傘を差し出してきた人に「風邪ひきます」と言われながら、僕は呑気にあの日と逆だななんて思っていた。
「すみません。ありがとうございます」
「いえ。あの間違っていたら申し訳ないのですが、神田蓮さんでしょうか?」
誰だこの人と思いながら「はい、そうです」と答えた。
「失礼ですが、どちら様ですか?」と聞くと、その人は「すみません」と慌てながら、鞄の中から封筒を出しながら答えた。

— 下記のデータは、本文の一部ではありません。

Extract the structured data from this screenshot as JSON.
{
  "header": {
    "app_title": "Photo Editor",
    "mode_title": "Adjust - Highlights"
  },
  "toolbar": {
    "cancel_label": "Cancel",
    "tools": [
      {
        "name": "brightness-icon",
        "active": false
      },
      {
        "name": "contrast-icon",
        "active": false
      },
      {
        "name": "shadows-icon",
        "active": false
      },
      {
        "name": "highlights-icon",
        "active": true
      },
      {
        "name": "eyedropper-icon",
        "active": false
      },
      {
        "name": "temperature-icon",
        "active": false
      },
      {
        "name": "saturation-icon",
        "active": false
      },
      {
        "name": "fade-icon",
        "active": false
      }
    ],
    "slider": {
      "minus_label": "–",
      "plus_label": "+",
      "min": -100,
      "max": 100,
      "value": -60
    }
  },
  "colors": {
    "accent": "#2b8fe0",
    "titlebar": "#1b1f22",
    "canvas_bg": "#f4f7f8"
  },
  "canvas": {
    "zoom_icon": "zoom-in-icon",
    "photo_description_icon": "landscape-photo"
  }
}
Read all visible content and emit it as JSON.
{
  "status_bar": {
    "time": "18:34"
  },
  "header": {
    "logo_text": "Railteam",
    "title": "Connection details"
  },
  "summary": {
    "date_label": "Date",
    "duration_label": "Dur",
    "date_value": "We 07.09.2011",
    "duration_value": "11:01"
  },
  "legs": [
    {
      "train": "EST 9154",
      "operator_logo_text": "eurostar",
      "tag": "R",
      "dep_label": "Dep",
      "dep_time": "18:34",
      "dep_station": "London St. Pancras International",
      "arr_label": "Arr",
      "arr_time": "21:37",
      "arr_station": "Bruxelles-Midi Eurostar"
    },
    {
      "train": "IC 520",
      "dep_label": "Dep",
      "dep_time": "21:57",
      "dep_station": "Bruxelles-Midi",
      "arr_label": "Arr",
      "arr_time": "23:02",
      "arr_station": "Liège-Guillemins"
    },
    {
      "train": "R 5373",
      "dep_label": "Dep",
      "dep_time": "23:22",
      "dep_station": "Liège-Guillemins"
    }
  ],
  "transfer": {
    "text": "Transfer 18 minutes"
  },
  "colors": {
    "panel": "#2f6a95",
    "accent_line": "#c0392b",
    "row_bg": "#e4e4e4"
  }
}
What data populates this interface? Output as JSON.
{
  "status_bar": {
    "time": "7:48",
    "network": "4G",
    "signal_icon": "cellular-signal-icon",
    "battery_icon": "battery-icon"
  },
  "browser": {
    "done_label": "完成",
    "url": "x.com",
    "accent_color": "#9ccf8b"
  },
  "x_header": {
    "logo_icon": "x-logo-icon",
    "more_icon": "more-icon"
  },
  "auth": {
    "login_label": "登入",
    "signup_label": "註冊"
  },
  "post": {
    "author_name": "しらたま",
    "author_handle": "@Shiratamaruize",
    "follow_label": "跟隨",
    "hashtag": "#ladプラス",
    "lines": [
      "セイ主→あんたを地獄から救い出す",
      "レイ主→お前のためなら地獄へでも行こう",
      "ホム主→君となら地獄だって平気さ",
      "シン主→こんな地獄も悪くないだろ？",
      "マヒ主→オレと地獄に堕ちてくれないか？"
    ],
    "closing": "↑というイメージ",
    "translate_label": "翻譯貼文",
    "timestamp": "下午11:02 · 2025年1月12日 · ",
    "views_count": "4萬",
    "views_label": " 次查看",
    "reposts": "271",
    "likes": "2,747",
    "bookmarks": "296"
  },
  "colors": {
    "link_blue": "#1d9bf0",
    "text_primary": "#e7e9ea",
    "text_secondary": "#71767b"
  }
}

「看護師をしています、真田と言います。これを渡して欲しいと彼女から預かってきました」
そう言って真田さんは、先ほど鞄の中から出した封筒を僕に渡してきた。
看護師さん?彼女?とよくわからない中、僕は封筒を受け取った。
「えっと、看護師さんがなぜ僕に?それと彼女というのは?」
真田さんは首を横に振り、私からは何も、と答え、封筒の中を見るように言われた。
僕はこの状況に困惑しながらも言われた通り、封筒の中身を取り出した。
手紙のようなものと見たことある桜柄のヘアピンが入っていた。
「このヘアピン…」
「はい、彼女の、桜子さんの物です」
「なんで」
「桜子さんは、昨年の春にお亡くなりになりました」
僕は息を呑んだ。
「桜子さんから、よく貴方のお話を聞かせていただいていました。それで、頼まれていたんです。この手紙とヘアピンを貴方に渡して欲しいと」
桜子が亡くなった。
言葉が出ない。言われたことが上手く処理できない。
どうして、なんで。
「なんで、桜子が」
「彼女は小さい頃から持病がありました。治すことが難しい病気です」
「そんなこと聞いて…」
「私からは何も言えません。ただ桜子さんからは、手紙を読めばわかると」
僕は恐る恐る手紙を読み始めた。
病気のこと。僕と過ごした日々のこと。あの日の約束のこと。その約束を守れなかったこと。そして、僕を好きだったこと。
手紙から彼女の全部が伝わり、様々な感情が溢れ出そうになった。
「届けてくれて、ありがとうございました」
「桜子さんとの約束だったので、渡せることができてよかったです」
真田さんは「私はこれで」と言って、傘を仕舞い、歩き出した。
いつの間にか、雨は止んでいた。
張り裂けるほど、この想いが苦しくて痛い。
大事に心に終おうと思ったけど、やめた。もうここに来るのもやめようと思ったけど、やめた。
「また、会いに来るよ」
何もかもが手遅れで、今更になってしまったけれど。
桜柄のヘアピンを大事に握り締めて、桜の木に向かって笑いかけた。